藤井七段が大逆転を見せたのは稲葉陽八段(31)との一戦。同じく角換わりの将棋となり、終盤、後手の稲葉八段が先手玉を追い詰めた。しかし藤井七段は圧倒的な劣勢から、相手を惑わせる「勝負手」を連発。稲葉八段の受け間違いを誘い、最後は長手数の詰みに討ち取った(途中図)。
図からは○7四同銀●同成桂○同玉●6六桂以下、手数こそ長いが詰んでいる。ほとんど持ち時間のない中、詰め将棋を得意とする藤井七段がさすがの終盤力を見せ、解説のプロ棋士を「この将棋を逆転するとは」と驚かせていた。
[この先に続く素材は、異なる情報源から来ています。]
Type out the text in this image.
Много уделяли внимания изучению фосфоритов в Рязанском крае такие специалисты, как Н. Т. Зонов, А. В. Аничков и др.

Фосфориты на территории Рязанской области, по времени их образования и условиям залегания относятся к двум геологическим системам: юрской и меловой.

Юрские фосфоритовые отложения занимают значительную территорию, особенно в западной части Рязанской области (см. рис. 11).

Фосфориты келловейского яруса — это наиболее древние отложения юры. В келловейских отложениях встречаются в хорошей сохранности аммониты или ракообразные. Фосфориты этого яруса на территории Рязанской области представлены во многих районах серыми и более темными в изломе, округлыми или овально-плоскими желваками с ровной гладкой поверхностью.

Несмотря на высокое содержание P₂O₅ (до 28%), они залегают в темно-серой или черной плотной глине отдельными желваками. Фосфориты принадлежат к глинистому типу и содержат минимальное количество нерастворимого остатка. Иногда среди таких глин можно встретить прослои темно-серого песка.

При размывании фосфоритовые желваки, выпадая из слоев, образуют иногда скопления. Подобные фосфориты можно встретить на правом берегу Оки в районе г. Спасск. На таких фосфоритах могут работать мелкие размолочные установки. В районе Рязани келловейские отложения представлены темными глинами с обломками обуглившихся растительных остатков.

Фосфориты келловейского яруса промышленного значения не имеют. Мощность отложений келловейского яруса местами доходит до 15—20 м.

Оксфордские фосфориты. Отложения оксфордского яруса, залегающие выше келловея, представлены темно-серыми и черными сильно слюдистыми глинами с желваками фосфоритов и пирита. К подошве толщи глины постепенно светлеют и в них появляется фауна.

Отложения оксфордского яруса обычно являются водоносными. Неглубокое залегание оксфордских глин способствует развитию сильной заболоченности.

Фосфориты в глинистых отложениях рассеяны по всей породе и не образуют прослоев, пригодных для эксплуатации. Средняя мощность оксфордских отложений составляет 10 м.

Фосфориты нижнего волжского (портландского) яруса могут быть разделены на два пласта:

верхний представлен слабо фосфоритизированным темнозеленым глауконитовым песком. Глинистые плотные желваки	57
藤井七段は全勝同士の対決となった元王位の菅井竜也八段(27)との天王山の決戦も制し、A級棋士三人を含む四戦して全勝。稲葉八段戦を除けば、着実に優勢を拡大し、危なげなく勝ちきる強さが目立った。
最終戦では阿部健治郎七段(31)と対戦し、勝てば白組優勝で挑戦者決定戦に進出。敗れれば羽生九段-菅井八段戦の勝者とのプレーオフに回る。棋聖戦でも挑戦まであと二勝に迫っており、屋敷伸之九段(48)の持つ最年少タイトル獲得記録(十八歳六カ月)の更新がなるか、注目が集まる。
紅組は、前王位の豊島将之(とよしままさゆき)竜王・名人(29)と永瀬二冠という複数冠の保持者同士が一回戦から激突した。両者とも金銀四枚でがっちり固め、膠着(こうちゃく)状態が続いたが、永瀬二冠は自玉を安全にしながら手厚く指し回して完勝した。
永瀬二冠-佐々木大地五段(24)戦は、両者の玉が相手陣に入り、決着がつかなくなって「持将棋(引き分け)」に。指し直し局と合わせ、三百七十四手という激闘を永瀬二冠が制した。永瀬二冠は盤上を制圧する「負けない将棋」を身上とし、長手数の将棋もいとわない。どちらも持ち味を発揮した将棋だった。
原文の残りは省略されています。